Castelos, dragões ou vampiros soam às histórias que ouvíamos enquanto crianças. Mas hoje esse não é o caso. Pelo menos na literatura. O público de todas as idades já provou gostar e as editoras sabem que este género é uma aposta ganha. Prova disso são as dezenas de livros do fantástico publicados nos últimos tempos.

A moda talvez tenha sido lançada por Tolkein e seguida por muitos outros autores como o recente fenómeno da norte-americana Stephenie Meyer. Em Portugal, os artistas não se fizeram esperar e as editoras puseram mãos à obra para lançar alguns livros do fantástico. É o caso da Gailivro, especializada na publicação de literatura infanto-juvenil.

«Este boom não é de agora; em Portugal não é tão visível, mas no estrangeiro o fenómeno já dura há alguns anos e continua a ser um mercado em força», explica Pedro Reisinho, editor da Gailivro. É um tipo de livro transversal que pode abordar qualquer tipo de temática e englobar um leque de géneros. «O fantástico no fantástico é que dá para tudo.»

Nele podem ser incluídos os livros de ambiente medieval, com dragões e grandes batalhas de capa e espada, como vampiros que vivem no presente e se fundem na sociedade, ou até zombies que habitam num planeta mais futurista. A própria fantasia urbana é um estilo em franca expansão que caminha lado a lado com o género da ficção científica. «Isto permite-nos ter diversidades que agradam a várias faixas etárias e criam públicos mais alargados», salienta o editor. Até porque um dos objectivos das editoras é também a fidelização dos leitores. «Para além de aproveitar a vaga, queremos formar leitores e mantê-los connosco. Ter fãs a sério, criar um culto deste tipo de literatura em Portugal tal como ele existe nos países anglo-saxónicos.»

A mesma opinião é partilhada por Inês Mourão, responsável da comunicação da Editorial Presença. «Os livros do fantástico têm aumentado de forma considerável. Acho que talvez as pessoas queiram alhear-se da realidade e procurem alternativas em universos paralelos.» Viagem no tempo ou não, estes livros têm a capacidade de prender na leitura. «Há normalmente muitas ramificações familiares que continuam ao longo das sagas, com as mesmas personagens, o que também agarra o leitor», acrescenta.

Aliás, a designação de trilogias ou tetralogias foi abandonada e hoje apenas se fala em sagas e ciclos. A razão, diz Pedro Reisinho, «tem que ver com a venda de séries como trilogias que depois acabam por publicar mais um ou dois livros». Mais raros, mas que começam agora a surgir, são os chamados stand-alone, títulos de fantasia ou ficção científica lançados isoladamente.

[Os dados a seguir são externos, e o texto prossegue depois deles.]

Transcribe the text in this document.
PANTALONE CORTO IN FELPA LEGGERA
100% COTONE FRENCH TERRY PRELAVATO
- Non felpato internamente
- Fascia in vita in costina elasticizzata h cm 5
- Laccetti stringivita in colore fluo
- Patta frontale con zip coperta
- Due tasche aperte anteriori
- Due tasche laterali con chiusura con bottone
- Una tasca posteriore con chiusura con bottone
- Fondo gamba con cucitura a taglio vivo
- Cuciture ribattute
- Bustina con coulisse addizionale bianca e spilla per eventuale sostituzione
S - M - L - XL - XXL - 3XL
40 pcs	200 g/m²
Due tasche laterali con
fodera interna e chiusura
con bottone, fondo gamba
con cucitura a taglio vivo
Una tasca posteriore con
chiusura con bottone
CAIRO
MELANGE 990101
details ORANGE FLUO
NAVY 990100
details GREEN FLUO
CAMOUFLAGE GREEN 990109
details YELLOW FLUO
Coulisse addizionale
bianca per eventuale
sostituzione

É o caso do jornalista português Octávio dos Santos, que aos 44 anos publicou Espíritos das Luzes (Editora Gailivro). Uma história sobre diversas personalidades do século XVIII, em situações e relações imaginárias, «com uma dimensão espaço-temporal alternativa, onde Portugal é um planeta no qual posso fazer praticamente aquilo que quero», conta o autor da obra lançada em 2009, mas cuja linha narrativa o acompanhava há vinte anos.

Estreou-se na escrita do fantástico em 2003 com o livro Visões, uma compilação de contos que englobava fantasia e terror. Muitos remontavam à dácada de 1980, altura em que começou a interessar-se mais pelo género, não só na literatura, como no cinema e na música. «Sempre gostei mais da realidade alternativa e sombria, até porque muitas vezes o fantástico é uma excelente forma, embora sub-reptícia, de denunciar, alertar e prever determinadas situações que acontecem no mundo real.»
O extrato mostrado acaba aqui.